Duruma göre değişiyor. Eğer kavramsal olarak rahat hissettiğim bir konuda çalışıyorsam Muse, Mettallica gibi daha sert şeyler tercihim. Ceza da güzel gidiyor. Genelde yabancı müzik dinliyorum, bununla birlikte doğduğun ülkeden uzak olunca ara ara Türkce müzik tüketme isteğim artıyor: Ceza, Candan Erçetin, Manga, Badem, Gripin, Emre Aydın sevdiğim grup ve şarkıcılar arasında yer alıyor.

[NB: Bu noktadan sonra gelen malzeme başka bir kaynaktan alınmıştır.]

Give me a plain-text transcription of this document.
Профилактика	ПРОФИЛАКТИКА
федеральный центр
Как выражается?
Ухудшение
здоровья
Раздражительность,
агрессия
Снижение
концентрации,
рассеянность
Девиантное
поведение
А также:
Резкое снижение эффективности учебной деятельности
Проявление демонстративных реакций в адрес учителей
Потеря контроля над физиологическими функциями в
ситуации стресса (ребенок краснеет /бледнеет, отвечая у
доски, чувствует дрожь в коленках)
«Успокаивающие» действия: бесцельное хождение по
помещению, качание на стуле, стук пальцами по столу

Onun dışında, eğer yoğun odak gerektiren bir iş yapacaksam ya da biraz daha ferah hissetmek istiyorsam; klasik müzik (Vivaldi, Mozart, Rachmaninoff, Bach) dinliyorum. Bach’in çok matematiksel bir tarzı var; güzel gidiyor, gaza da getiriyor. Vivaldi’yi Vanessa Mae’den dinlemek tadından yenmez bir şey; Apocalyptica da güzel gidiyor.

Ha bir de bol bol Jazz dinliyorum. Blues çok arabesk geliyor bana; fakat Jazz güzel, her dinlediğinde ayrı zevk alıyorsun. Gerçi Jazz, çalışırken değil de, kitap okurken tercihim. (özellikle Twilight serisiyle)

Hayalindeki çalışma ortamı nasıl?

Sanırım şu anki çalışma ortamım hayalimdeki çalışma ortamına epey yakın. Nerede çalıştığımdan çok, esnek çalışabilmek önemli benim için. İş, gittiğin bir yer değil; yaptığın bir şey olmalı. İş mekandan bağımsız olmalı. Dolayısıyla gerektiğinde bir kafede, gerektiğinde trende otururken, gerektiğinde evde ya da açık havada, parkta/bahçede çalışma esnekliği saglayacak ortam ve donanım hayalimdeki ortam.

Mesela dizüstü bilgisayarının pil ömrü bir gün değil, bir ay olsa; bir de katlanıp cebine girse, sonra açtığında eski formuna gelse, sistemin toplam ağırlığı 100-200 gramı geçmese, piller kendini manyetik enerji ya da güneş enerjisi ile ya da yürürken vb ürettiğin kinetik enerji ile, tekrar şarj edebilse on numara çalışma ortamı olur diye düşünüyorum.